Bryce joined the team in 2012.
“He came in from Billings with a good background, good structure … he definitely knew what he was doing on the baseball diamond,” said Borders. “You could tell he had been well coached along the way.”
Bryce, a lefty, has primarily played first base and right field in his two seasons with the Pioneers. Wright got off to slow start at the plate. Through nine games, he was hitting .179, but had a respectable .324 on-base percentage, helped by six walks. He also had six RBIs in those nine games.
He’s also done some pitching. So far this year, he’s appeared in four games. He’s 2-0 with a 5.63 ERA and has worked 13.2 innings, surrendering 9 hits while walking 20 and striking out 10.
“He’s a solid kid, he hits the ball well and is a left-handed stick, which is always nice to have in a lineup of mostly right-handed hitters,” said Borders. “Defensively, he’s sound, whether at first base or in right field.”

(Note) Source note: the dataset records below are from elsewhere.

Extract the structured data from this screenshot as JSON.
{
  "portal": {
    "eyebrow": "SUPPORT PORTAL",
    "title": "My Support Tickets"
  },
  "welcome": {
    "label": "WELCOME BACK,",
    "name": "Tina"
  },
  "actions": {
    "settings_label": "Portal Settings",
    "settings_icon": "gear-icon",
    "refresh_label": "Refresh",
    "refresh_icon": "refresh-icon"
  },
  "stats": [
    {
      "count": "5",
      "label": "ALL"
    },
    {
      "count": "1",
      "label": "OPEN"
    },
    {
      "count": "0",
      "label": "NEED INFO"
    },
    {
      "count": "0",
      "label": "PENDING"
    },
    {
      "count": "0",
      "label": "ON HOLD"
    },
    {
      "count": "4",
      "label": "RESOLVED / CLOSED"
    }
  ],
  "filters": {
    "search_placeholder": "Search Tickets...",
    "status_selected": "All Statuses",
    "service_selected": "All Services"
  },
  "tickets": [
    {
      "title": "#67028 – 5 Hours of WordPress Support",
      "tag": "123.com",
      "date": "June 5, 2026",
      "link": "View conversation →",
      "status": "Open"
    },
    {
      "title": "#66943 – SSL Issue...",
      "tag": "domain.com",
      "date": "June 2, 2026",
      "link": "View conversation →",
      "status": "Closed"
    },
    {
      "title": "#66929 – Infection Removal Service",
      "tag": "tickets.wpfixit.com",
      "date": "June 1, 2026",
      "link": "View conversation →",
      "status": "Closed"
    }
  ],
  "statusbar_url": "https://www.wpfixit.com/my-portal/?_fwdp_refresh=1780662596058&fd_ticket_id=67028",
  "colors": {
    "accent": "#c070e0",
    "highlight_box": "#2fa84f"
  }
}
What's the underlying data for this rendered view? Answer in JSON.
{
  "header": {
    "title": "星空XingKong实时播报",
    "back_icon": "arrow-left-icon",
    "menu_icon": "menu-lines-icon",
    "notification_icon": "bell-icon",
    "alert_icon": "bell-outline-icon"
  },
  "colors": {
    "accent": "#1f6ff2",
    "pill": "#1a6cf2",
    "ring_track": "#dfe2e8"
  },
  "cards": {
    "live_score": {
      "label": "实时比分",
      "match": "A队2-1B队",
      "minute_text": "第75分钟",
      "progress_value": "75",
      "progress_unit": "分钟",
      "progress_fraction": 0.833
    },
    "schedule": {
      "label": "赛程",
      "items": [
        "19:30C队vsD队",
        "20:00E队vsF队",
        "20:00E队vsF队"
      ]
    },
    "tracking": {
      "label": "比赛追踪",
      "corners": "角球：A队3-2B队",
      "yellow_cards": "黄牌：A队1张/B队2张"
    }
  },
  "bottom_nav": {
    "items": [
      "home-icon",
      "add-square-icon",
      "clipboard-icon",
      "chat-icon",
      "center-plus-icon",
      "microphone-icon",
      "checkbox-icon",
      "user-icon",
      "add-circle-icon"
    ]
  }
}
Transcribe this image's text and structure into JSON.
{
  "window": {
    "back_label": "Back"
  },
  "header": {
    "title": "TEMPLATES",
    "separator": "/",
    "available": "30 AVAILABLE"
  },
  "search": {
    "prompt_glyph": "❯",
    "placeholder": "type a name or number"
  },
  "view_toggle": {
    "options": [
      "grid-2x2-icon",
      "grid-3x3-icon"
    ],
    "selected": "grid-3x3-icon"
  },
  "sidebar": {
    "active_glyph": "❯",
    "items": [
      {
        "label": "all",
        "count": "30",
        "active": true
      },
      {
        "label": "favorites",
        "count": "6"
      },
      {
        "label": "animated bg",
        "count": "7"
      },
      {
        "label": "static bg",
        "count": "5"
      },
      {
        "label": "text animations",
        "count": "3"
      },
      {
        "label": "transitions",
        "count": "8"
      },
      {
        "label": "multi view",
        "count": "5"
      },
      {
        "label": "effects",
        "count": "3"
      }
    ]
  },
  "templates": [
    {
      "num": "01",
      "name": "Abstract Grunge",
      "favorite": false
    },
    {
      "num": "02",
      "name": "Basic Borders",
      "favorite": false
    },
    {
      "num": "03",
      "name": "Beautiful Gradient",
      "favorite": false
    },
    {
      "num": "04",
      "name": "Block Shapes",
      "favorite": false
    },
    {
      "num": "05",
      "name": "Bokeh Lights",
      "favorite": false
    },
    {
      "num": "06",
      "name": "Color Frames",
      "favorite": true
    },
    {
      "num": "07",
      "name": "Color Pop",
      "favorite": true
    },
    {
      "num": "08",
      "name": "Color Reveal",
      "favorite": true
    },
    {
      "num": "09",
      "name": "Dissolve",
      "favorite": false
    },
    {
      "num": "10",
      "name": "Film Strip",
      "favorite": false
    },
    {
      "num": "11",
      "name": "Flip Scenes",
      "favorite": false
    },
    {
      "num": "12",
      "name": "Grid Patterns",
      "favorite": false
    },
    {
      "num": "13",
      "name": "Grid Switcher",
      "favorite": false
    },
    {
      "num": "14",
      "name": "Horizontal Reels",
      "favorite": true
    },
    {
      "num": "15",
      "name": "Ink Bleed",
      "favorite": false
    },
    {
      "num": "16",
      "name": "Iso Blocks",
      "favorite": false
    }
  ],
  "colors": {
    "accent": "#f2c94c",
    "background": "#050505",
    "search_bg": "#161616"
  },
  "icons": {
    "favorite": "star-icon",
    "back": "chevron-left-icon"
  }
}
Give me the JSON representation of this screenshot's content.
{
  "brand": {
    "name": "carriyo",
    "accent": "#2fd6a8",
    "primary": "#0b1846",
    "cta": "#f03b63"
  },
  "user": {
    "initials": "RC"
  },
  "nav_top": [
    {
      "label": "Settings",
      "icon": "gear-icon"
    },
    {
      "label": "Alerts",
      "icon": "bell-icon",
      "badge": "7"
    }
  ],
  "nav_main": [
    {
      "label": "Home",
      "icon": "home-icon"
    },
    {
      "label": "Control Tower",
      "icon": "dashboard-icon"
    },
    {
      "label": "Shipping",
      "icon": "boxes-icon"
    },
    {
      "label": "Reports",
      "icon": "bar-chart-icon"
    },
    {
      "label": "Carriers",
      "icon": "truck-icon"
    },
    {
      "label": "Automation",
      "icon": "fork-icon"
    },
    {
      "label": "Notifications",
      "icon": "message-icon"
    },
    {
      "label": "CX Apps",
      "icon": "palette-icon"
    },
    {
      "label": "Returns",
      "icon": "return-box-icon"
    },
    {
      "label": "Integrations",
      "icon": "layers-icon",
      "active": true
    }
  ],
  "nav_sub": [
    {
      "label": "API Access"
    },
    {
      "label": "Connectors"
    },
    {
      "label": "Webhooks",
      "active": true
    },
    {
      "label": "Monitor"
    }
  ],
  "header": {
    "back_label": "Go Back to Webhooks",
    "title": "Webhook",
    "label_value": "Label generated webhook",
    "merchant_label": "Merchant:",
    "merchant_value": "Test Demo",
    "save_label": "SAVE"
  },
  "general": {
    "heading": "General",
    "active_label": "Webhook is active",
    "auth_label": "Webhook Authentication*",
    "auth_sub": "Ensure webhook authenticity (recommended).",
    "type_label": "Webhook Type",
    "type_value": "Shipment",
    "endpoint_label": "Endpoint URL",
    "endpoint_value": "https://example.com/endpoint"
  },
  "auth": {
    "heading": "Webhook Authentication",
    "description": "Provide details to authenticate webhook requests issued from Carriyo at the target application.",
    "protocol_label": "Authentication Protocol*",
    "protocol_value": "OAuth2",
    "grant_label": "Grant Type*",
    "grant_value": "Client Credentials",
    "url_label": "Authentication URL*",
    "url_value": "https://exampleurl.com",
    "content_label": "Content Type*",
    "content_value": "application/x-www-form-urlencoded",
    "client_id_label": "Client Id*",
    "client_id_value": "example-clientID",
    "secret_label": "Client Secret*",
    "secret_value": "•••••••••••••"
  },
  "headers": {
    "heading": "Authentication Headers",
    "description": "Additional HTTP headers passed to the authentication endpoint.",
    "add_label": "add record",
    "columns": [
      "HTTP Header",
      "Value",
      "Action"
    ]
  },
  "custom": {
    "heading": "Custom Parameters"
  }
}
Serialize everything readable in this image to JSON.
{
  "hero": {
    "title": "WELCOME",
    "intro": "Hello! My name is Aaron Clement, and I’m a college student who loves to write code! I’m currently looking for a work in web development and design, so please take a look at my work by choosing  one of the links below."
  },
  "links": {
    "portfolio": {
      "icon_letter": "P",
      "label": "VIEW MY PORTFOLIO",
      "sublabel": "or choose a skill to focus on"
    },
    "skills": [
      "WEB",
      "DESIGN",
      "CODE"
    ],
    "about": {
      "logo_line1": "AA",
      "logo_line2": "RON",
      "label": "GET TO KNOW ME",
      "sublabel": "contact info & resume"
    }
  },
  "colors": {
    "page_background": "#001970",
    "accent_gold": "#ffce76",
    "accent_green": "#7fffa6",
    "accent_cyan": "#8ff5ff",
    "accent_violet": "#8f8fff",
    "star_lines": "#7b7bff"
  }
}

So why is Wright playing in Powell while the Forcellas and Bacus are with the Mustangs?
Greybull actually falls within the Lovell American Legion post’s boundaries, which explains why the Forcellas and Bacus are there. Wright got a waiver from that rule, however, because Wright has grandparents who live in Powell and put him up during busy stretches of the season to cut down on his travel.
“We appreciate Bryce and the commitment he’s made to our program,” said Borders. “He came from a strong program (in Billings) and he played on some good teams before he arrived here. It’s a bonus for us that we can pencil him into our lineup.”
Like the Mustangs, the Indians have struggled with numbers this season. Dusty Hill, who is an assistant coach, called the Indians a young Babe Ruth team. There are just two 15-year-olds on the roster. The typical ages for Babe Ruth are 13 to 15. Just to field a team, the Indians need to use two 12-year-olds, Hill said.
Brock Hill, 12, and Morgan Dowling, 14, “are among the better players on the team,” Hill said.
The team has been “hit and miss” thus far, Hill said, noting that they put together a couple of nice wins over Powell and Thermopolis — but then within days of that turned around and lost to them by lopsided scores.
“It’s been a pretty tough year,” Hill said. “We have 16 kids on the team, but there for few weeks early on, we only had nine or 10 showing up. This past week, we’re back up to 14-15, which has been good.”
Brock Hill has been playing third base and pitching.
Dowling has been manning the outfield and playing some shortstop.
Statistics were unavailable at press time.
The Indians will be hosting the state tournament this year and with that comes an automatic bid.
Hill said the two Greybull boys are showing “a lot of commitment” to the sport by playing with the Warriors. “When you factor in practices and games, they’re on the road five or six days a week” said Hill. “It’s been a tough year for the team. For them, they got to see what the comeraderie was on the Babe Ruth team here last year. It’s not really like that this year. One day the kids show up and 10-run Powell. Three days later, they play them and get 10 runned. We are trying to get their mental focus up, and prevent kids from getting down on themselves.”